With the American election almost upon us, I thought I might take this opportunity to muse over certain issues of political theory from a position of ethics.

Most people recognise care for the poor as valuable and, to some extent, morally obligatory. Yet, these same people will recognise the value and necessity of property rights. But when considering the welfare state it is clear that they two are in opposition, if not mutually exclusive altogether.

John Locke claimed that, “…every man has a ‘property’ in his own ‘person’. This nobody has any right to but himself. The ‘labour’ of his body and the ‘work’ of his hands, we may say, are properly his…That labour put a distinction between them and the common.” (The Second Treatise of Government, 1688).

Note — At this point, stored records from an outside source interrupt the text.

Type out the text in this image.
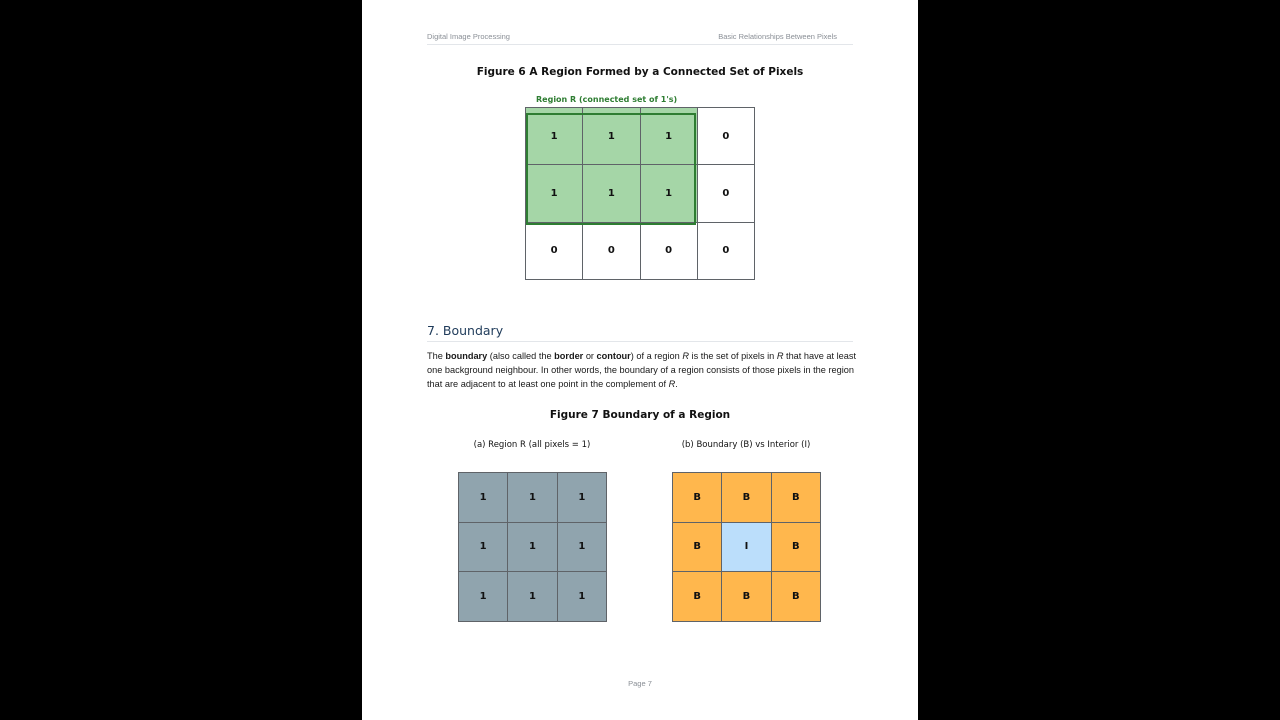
Digital Image Processing	Basic Relationships Between Pixels
Figure 6 A Region Formed by a Connected Set of Pixels
Region R (connected set of 1's)
1	1	1	0
1	1	1	0
0	0	0	0
7. Boundary
The boundary (also called the border or contour) of a region R is the set of pixels in R that have at least one background neighbour. In other words, the boundary of a region consists of those pixels in the region that are adjacent to at least one point in the complement of R.
Figure 7 Boundary of a Region
(a) Region R (all pixels = 1)	(b) Boundary (B) vs Interior (I)
1	1	1
1	1	1
1	1	1
B	B	B
B	I	B
B	B	B
Page 7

Locke’s theory of property suggests that the individual has an exclusive right to that which has been earned through their labour (i.e. wages). To deny wages, or steal without consent, it follows, is unethical. This is, of course, very practical as a rule of law because it means that an individual can invest their labour with a guarantee of return, motivating them to work hard and efficiently. The government ought not to take wages from the individual beyond those necessary to fulfil its role of defending property rights.

This conception of property rights can be contrasted with that of utilitarian ethicist, Peter Singer. Singer contends that an individual has a right to the product of his or her labour only so far as it benefits him/her more than it would benefit someone else. Consequentially, it is immoral for an individual not to give up their own property for the advantage of others “at least up to the point at which by giving more one would begin to cause serious suffering for oneself and one’s dependents – perhaps even beyond this to the point of marginal utility” (from his essay ‘Famine, Affluence, and Morality’).

It is counter-intuitive to say that someone else has a right to my wages just by virtue of the fact that they are poorer than me, but still much of what Singer says is genuinely appealing. It affirms the equality of everyone, despite varying ability to earn wages. The ability to make money is, after all, morally insignificant, “since the initial endowments of natural assets and contingencies of their growth and nurture in early life are arbitrary from a moral point of view” (John Rawls, A Theory of Justice). Thus, it is just that there should be equal distribution of wealth.

But can a government practically or morally enforce such an ethic? Certainly not the former and I think not the latter either. I would have to say that the role of the government is to maintain peace and facilitate freedom. A minimalist government can do no more than protect property rights. It then falls on the individual and not the government to give their excess wealth in order to fulfil their moral obligations.